【发布时间】:2019-10-18 06:28:48
【问题描述】:
我正在尝试 concat() 熊猫中的两个 DataFrame。其中一个数据框只是我从另一个数据框中获取并转换的一些列,所以我绝不会使用它们。但是当我尝试连接它们时,我得到一个错误,说它们不能连接在一起,所以它们几乎是对角连接的,行数加倍(因为每个都有相同的行)并且列数增加一列加上另一个。
理想情况下,我希望行数保持不变,列数是一个中的列加上另一个中的列。
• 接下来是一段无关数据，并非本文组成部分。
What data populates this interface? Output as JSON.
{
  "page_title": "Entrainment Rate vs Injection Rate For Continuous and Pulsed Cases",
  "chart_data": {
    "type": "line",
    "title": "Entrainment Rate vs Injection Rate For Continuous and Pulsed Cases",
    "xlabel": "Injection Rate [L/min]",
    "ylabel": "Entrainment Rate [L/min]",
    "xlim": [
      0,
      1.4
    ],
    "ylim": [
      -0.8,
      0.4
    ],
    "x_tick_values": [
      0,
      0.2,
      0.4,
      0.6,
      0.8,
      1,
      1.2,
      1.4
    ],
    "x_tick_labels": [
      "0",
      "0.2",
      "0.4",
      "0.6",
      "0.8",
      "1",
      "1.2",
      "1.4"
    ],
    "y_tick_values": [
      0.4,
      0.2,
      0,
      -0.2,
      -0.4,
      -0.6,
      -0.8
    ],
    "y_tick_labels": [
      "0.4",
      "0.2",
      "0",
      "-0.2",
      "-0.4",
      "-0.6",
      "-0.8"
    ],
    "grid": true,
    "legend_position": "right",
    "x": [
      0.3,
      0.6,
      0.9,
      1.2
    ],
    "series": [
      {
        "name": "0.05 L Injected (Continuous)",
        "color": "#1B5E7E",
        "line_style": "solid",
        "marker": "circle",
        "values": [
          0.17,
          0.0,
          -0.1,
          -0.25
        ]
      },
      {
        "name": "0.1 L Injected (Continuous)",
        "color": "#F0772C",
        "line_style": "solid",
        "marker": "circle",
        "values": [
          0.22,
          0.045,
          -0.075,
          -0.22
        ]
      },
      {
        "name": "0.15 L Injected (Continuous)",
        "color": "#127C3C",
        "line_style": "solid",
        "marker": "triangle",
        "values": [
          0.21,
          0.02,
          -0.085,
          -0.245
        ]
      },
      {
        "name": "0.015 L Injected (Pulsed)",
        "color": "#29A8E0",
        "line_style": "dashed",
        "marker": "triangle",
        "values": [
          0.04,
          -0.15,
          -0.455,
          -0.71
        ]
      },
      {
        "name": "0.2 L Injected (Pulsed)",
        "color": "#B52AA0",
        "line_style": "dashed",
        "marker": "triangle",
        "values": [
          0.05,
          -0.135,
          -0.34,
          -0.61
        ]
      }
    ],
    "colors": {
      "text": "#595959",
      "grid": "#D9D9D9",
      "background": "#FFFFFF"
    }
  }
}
以下是我的代码:
## In the below code I create new names for the scaled fields by adding SC_ to
## their existing names
SC_ExplanVars = []
for var in explan_vars:
sc_var= "SC_" + var
SC_ExplanVars.append(sc_var)
## Scale the columns from my dataframe that will be used as explanatory
## variables
X_Scale = preprocessing.scale(data[ExplanVars])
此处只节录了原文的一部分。